Гонения на академическую интеллигенцию начались после выборов в Академию наук 1928 года. Тогда в Академики были избраны вместо трех рекомендованных «идеологических» кандидатур (среди них — В.М. Фриче) пять других ученых. После этого началась травля Академии. Результаты выборов 1928 года были объявлены незаконными и при повторном голосовании, проходившем после соответствующей обработки ученых, предложенные правительством кандидатуры прошли. В печати были обнародованы результаты «чистки» — сведения о «вопиющем» составе Академии: из 1079 служащих Академии насчитывалось всего 12 членов ВКП(б), кандидатов партии и комсомольцев. 23 августа 1929 года «Ленинградская правда» сообщала о чистке академических рядов: «В числе снятых 11 тайных, действительных и статских советников, 2 княгини, барон, сенатор, гофмейстер, 11 правоведов и лицеистов, 4 офицера, 17 лиц, окончивших привилегированные институты»4.

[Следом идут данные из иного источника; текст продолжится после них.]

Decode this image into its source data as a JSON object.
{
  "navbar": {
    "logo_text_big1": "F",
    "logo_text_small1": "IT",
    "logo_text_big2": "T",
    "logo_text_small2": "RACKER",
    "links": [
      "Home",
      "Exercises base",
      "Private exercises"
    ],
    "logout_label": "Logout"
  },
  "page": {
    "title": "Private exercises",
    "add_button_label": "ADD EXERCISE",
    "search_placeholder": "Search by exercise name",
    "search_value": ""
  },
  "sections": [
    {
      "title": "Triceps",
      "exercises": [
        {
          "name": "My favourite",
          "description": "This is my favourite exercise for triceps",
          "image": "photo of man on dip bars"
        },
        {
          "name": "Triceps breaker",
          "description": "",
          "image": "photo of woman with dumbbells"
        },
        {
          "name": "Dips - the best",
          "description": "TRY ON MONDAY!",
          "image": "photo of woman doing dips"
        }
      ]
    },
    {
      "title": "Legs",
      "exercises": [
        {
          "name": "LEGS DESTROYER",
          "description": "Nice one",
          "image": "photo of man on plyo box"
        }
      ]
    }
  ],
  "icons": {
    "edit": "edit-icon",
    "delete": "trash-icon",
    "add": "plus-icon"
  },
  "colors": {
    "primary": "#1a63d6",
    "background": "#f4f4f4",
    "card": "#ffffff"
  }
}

В конце 1929 года начались аресты историков-архивистов. Их обвиняли в заговоре с целью создания подпольной организации для восстановления монархии с помощью иностранных интервентов. В августе 1930 года в разные города страны сослали историков Н.Л. Лихачева, М.К. Любавского, С.Ф. Платонова, Е.В. Тарле. В течение 1930-х годов из университетов и научных учреждений были уволены практически все ученые, начавшие научную деятельность до революции, многие из них погибли. Не случайно в пьесе Булгакова появляется имя бывшего вице-президента Российской Академии наук князя М.А. Дондукова-Корсакова. Разгром Академии сопровождался шумной газетной кампанией. Авторы разгромных статей приветствовали «уход в безвозвратное прошлое эпохи князей Дундуков»5. 28 февраля 1932 года, вскоре после окончания «академического дела», П.С. Попов писал Булгакову из Ленинграда: «...в Казанском соборе была икона, теперь музей Академии наук, где даже Дундука сократили»6.

В этой обстановке не возвращались из зарубежных командировок крупнейшие биологи, физики, химики. Не вернулся в СССР физик Г.А. Гамов, впоследствии разработавший теорию альфа-распада, выдвинувший модель «горячей Вселенной» и теорию образования химических элементов, предложивший первую модель генетического кода (работал в США); генетик Ф.Г. Добржанский, один из создателей экспериментальной генетики популяций и синтетической теории эволюции (работал в США); знаменитый химик В.Н. Ипатьев, который в Первую мировую войну руководил программой приспособления русской химической науки к потребностям войны, а после революции «пользовался исключительным доверием В.И. Ленина»7.

Вместе с В.Н. Ипатьевым не вернулся в СССР избранный в Академию на первом голосовании 1928 года русский химик-органик А.Е. Чичибабин.

Судьба А.Е. Чичибабина, избранного в 1928 году академиком опальной Академии и вынужденного покинуть родину, отразилась в судьбе главного героя фантастической драмы М. Булгакова. На одной из страниц черновой рукописи можно прочитать начало фамилии бежавшего из СССР академика8. В Ефросимове сконцентрированы черты ученых и писателей, людей того культурного слоя, который был обречен на вымирание и уничтожение которого завершилось примерно к концу 1930-х годов гибелью Н.И. Вавилова.

Как известно, одним из прототипов ученых в фантастических повестях Булгакова — профессора Персикова в повести «Роковые яйца» (1924) и профессора Преображенского в «Собачьем сердце» (1925) был его дядя, брат матери, московский врач Н.М. Покровский. У его ассистента доктора Блюменталя писатель лечился, к нему впервые обратился с болезнью почек в 1934 году (возможный прототип Борменталя в «Собачьем сердце»). Булгаков был знаком с автором трудов о теории филэмбриогенеза академиком А.Н. Северцовым, с изобретателем каучука химиком С. Лебедевым, ученым-статистиком Е.Н. Тарновским, которого Л. Белозерская называет в своих воспоминаниях прототипом профессора Персикова. В 1918—1919 годах в Киеве он мог видеть В.И. Вернадского и слышать его лекции.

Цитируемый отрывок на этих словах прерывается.